Mycoplasma, a genus of pathogenic bacteria, forms a membrane protrusion at a cell pole. It binds to solid surfaces with this protrusion and then glides. The mechanism is not related to known bacterial motility systems, such as flagella or pili, or to conventional motor proteins, including myosin. We have studied the fastest species, Mycoplasma mobile, and have proposed a working model as follows. The gliding machinery is composed of four huge proteins at the base of the membrane protrusion and supported by a cytoskeletal architecture from the cell inside. Many flexible legs approximately 50 nm long are sticking out from the machinery. The movements generated by the ATP hydrolysis cell inside are transmitted to the "leg" protein through a "gear" protein, resulting in repeated binding, pull, and release of the sialylgalactose fixed on the surface by the legs. The gliding of Mycoplasma pneumoniae, a species distantly related to M. mobile, is also discussed.

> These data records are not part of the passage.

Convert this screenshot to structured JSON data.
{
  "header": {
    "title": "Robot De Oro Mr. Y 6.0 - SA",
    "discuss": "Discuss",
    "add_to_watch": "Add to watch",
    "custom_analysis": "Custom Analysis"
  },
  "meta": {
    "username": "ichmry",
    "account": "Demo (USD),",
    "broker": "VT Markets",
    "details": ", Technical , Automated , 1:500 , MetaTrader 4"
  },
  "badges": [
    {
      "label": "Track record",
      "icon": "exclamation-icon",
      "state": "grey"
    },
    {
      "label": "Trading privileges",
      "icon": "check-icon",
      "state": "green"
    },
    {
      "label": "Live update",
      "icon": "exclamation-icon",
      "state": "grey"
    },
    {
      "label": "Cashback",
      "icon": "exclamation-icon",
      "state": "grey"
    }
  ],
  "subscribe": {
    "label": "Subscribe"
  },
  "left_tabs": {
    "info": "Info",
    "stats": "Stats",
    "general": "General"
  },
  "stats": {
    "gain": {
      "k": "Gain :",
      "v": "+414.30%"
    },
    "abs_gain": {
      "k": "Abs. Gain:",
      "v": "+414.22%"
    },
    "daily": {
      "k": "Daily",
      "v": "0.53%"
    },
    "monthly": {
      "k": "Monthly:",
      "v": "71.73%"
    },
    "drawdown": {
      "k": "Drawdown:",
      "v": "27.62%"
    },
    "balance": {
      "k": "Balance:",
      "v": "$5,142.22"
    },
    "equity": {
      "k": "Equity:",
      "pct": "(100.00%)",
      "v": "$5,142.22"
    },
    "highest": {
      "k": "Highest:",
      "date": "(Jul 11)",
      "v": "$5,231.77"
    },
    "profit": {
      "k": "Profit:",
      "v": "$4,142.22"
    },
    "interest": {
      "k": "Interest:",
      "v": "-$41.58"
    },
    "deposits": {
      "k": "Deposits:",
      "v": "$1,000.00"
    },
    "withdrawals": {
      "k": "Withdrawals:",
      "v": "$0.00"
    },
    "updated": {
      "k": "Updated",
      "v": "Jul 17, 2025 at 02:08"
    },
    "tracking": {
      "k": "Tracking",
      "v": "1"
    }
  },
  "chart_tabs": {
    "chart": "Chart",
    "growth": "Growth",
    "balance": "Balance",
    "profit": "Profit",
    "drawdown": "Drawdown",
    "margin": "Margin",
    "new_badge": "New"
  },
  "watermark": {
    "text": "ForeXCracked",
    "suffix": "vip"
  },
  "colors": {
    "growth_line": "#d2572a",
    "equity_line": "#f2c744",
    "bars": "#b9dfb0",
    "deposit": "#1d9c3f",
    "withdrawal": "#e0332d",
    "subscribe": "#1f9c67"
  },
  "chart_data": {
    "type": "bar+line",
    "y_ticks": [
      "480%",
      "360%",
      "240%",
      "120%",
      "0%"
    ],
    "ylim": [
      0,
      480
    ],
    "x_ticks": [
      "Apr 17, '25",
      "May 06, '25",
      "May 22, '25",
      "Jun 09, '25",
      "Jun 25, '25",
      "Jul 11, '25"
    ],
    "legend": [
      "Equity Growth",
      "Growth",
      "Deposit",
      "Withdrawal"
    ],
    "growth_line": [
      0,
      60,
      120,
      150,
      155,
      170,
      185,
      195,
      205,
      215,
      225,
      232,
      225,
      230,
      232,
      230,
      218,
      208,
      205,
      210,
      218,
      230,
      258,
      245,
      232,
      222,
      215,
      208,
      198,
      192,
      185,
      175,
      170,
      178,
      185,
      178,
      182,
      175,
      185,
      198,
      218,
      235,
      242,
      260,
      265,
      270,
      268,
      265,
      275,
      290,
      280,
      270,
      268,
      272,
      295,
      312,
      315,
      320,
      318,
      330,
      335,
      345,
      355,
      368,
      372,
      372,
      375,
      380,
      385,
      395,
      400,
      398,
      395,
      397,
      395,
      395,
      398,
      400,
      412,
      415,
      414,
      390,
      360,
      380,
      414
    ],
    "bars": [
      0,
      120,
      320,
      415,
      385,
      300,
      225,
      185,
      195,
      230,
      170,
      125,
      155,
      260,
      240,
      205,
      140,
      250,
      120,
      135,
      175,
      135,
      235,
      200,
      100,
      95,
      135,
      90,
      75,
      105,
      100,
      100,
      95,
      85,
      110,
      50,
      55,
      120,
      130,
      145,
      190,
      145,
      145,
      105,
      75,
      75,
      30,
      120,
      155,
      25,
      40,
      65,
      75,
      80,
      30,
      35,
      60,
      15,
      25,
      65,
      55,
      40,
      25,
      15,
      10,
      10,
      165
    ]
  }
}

支原体,一种致病性细菌属,在细胞的一个极处形成一个膜状突出物。它通过这个突出物与固体表面结合,然后滑行。这种机制与已知的细菌运动系统(如鞭毛或菌毛)或传统的马达蛋白(包括肌球蛋白)无关。我们研究了速度最快的物种,即黏质支原体,并提出了如下的工作模型。滑行机构由膜状突起底部的四个巨大蛋白组成,并由细胞内部的细胞骨架结构支撑。许多大约 50nm 长的柔性腿从机器中伸出。细胞内的 ATP 水解产生的运动通过“齿轮”蛋白传递到“腿”蛋白,从而导致腿上固定的唾液酸半乳糖的反复结合、拉动和释放。与黏质支原体关系较远的肺炎支原体的滑行也进行了讨论。